Strengths of our study include the focus on an understudied population in which cervical cancer incidence and mortality are quite high, the fairly large sample size that increased the precision of estimates, and the assessment of confounding by known correlates of HPV positivity. The HPV vaccine, in combination with HPV prevention and cervical cancer screening, presents an unprecedented opportunity to drastically reduce cervical cancer incidence and mortality. The risk of short-term increases in cervical cancer incidence and mortality that may result from emphasizing HPV vaccine receipt without emphasizing HPV prevention and cervical cancer screening has been noted.27 In order to reduce the risk of increases in cervical cancer incidence and mortality, additional studies should assess the impact of receipt of the HPV vaccine on sexual practices and cervical cancer screening.
We found that HPV-negative women may be slightly less interested in vaccinating their children than are HPV-positive women. This finding may be explained by the woman's perceived lower risk of cervical cancer for herself and her children relative to HPV-positive women. Educational efforts to inform all women of the benefits of HPV vaccination for their daughters need to indicate clearly that (1) the vaccine protects girls and women against both cervical cancer and genital warts and (2) as with the other vaccination against an STI that can cause cancer (hepatitis B), it is the child's risk of HPV and cancer that needs to be carefully considered. These educational efforts may lead to reductions in cervical cancer incidence and mortality in high-risk populations, such as Latinas living on the Texas-Mexico border.
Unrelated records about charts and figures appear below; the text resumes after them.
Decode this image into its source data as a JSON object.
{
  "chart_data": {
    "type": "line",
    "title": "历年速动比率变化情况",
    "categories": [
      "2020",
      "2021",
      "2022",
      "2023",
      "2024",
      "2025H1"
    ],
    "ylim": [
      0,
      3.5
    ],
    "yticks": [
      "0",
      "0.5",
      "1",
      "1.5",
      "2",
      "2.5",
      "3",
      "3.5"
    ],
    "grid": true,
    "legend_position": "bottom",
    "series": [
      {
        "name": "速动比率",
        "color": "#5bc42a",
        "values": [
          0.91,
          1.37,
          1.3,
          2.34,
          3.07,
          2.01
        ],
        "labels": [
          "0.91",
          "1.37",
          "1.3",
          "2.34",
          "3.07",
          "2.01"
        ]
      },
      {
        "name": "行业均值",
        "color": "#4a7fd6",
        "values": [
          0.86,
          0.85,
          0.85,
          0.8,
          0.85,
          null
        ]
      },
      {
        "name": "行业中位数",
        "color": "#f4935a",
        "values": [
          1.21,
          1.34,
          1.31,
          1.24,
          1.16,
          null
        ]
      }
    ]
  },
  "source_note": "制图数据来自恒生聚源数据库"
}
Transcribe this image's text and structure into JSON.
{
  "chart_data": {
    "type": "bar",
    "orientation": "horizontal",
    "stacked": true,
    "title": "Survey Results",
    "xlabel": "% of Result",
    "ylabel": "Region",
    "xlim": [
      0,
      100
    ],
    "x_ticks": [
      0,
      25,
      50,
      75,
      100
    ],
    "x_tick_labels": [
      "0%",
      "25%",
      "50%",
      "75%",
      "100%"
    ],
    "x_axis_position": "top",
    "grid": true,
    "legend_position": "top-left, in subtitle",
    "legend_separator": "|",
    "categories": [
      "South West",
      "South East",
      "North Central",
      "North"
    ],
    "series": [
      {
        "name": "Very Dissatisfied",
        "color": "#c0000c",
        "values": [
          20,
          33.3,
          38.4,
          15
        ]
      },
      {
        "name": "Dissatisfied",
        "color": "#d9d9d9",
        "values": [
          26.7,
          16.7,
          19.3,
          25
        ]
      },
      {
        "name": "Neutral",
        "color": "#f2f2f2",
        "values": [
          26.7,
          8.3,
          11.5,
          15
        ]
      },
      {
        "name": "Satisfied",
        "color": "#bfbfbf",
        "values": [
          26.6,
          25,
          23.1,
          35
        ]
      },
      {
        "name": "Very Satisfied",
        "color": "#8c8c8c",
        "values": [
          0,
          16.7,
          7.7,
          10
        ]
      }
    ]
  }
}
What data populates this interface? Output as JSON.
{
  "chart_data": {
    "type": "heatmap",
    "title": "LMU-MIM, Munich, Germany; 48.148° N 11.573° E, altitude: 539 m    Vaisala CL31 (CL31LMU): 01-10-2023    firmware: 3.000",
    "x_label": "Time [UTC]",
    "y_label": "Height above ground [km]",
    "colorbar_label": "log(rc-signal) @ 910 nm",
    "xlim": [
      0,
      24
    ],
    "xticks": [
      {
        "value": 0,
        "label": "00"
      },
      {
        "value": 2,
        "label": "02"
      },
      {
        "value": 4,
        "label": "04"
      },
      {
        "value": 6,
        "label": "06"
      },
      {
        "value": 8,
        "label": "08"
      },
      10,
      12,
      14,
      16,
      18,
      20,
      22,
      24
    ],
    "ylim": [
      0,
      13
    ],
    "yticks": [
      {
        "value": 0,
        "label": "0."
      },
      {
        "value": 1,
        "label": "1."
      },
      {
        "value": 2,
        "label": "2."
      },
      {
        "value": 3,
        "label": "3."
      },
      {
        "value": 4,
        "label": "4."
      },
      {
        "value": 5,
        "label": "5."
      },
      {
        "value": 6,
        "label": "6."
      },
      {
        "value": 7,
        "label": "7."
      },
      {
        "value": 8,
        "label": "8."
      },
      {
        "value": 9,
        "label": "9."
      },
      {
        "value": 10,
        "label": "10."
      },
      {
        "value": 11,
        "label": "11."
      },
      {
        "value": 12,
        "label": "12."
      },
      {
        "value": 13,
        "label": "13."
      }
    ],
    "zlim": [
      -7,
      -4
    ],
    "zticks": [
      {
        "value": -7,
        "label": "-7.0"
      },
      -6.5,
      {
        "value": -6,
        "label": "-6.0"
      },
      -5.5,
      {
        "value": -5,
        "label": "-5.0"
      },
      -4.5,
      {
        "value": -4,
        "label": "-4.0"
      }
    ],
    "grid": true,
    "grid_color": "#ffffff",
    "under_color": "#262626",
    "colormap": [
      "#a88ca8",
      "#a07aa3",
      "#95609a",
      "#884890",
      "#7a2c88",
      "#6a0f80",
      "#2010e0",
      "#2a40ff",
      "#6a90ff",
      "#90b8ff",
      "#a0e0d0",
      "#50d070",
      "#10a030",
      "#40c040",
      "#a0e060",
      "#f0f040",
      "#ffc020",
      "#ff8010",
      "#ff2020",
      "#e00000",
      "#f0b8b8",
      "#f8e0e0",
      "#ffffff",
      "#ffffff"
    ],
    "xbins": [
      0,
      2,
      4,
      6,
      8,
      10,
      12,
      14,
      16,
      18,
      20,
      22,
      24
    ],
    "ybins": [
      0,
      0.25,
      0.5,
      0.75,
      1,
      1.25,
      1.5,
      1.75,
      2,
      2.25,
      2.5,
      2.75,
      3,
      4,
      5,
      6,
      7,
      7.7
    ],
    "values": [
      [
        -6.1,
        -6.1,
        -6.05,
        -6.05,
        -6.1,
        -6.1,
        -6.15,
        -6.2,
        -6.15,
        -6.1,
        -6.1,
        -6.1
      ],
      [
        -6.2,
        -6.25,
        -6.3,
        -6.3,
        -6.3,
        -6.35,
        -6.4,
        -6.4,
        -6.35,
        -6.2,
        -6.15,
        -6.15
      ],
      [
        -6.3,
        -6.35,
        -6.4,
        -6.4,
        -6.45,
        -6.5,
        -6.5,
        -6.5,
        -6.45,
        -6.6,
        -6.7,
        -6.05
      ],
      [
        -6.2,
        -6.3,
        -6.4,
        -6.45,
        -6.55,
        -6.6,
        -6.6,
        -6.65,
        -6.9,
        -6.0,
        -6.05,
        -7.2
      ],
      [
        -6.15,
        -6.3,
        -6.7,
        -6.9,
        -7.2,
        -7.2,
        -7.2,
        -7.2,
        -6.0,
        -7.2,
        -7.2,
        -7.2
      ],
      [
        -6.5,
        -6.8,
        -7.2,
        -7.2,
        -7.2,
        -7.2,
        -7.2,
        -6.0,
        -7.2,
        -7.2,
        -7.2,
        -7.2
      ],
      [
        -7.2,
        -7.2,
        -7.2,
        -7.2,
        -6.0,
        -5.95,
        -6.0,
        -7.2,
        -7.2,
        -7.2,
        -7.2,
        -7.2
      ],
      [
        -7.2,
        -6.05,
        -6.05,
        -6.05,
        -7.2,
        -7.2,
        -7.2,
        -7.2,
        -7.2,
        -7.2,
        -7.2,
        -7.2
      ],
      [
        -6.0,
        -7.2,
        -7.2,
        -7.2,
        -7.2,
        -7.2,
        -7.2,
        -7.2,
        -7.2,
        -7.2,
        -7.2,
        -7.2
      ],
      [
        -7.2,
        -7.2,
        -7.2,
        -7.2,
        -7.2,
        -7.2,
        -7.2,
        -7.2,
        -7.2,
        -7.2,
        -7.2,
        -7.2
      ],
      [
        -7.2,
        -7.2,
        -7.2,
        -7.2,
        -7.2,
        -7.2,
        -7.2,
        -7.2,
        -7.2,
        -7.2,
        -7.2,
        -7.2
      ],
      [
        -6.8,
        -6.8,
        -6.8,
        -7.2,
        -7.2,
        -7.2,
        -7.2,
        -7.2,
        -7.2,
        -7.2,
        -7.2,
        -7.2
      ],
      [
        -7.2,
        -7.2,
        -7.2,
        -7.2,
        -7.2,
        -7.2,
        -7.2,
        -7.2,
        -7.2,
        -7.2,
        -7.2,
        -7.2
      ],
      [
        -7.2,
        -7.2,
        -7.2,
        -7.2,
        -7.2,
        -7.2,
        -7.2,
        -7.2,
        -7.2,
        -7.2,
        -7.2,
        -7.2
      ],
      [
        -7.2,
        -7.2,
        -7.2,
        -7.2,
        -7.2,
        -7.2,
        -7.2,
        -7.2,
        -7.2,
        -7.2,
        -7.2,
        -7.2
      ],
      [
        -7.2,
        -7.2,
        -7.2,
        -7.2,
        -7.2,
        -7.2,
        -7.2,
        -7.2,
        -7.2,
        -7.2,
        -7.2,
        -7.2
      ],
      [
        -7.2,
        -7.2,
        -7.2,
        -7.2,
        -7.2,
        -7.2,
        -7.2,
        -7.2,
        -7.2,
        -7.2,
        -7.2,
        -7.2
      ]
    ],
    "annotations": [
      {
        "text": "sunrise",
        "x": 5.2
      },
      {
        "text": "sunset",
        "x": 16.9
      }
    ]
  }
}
This research was supported by grant number MD000170P20 from the National Center on Minority Health and Health Disparities. M.S. was partially supported by career development award DAMD-17-00-1-0340 from the U.S. Army Medical Research and Materiel Command.
We thank the subjects, providers (Drs. Osvaldo Cantu, Manuel Guajardo, Charles Rurangirwa, Ruben Molina Maldonado, Octavio Olivares Ornelas), Brownsville Community Health Center, Clinica Santa Maria, COFAC Matamoros, IMSS Matamoros, Planned Parenthood of Cameron and Willacy Counties, University of Texas Medical Branch Dysplasia Clinic), and study staff (Adela Rodriguez, Elena Garcia, Yolanda Beltran, Dr. Alberto Diaz de Leon, Dra. Lucera Vasquez) for their invaluable assistance with the project.
The authors have no conflicts of interest to report.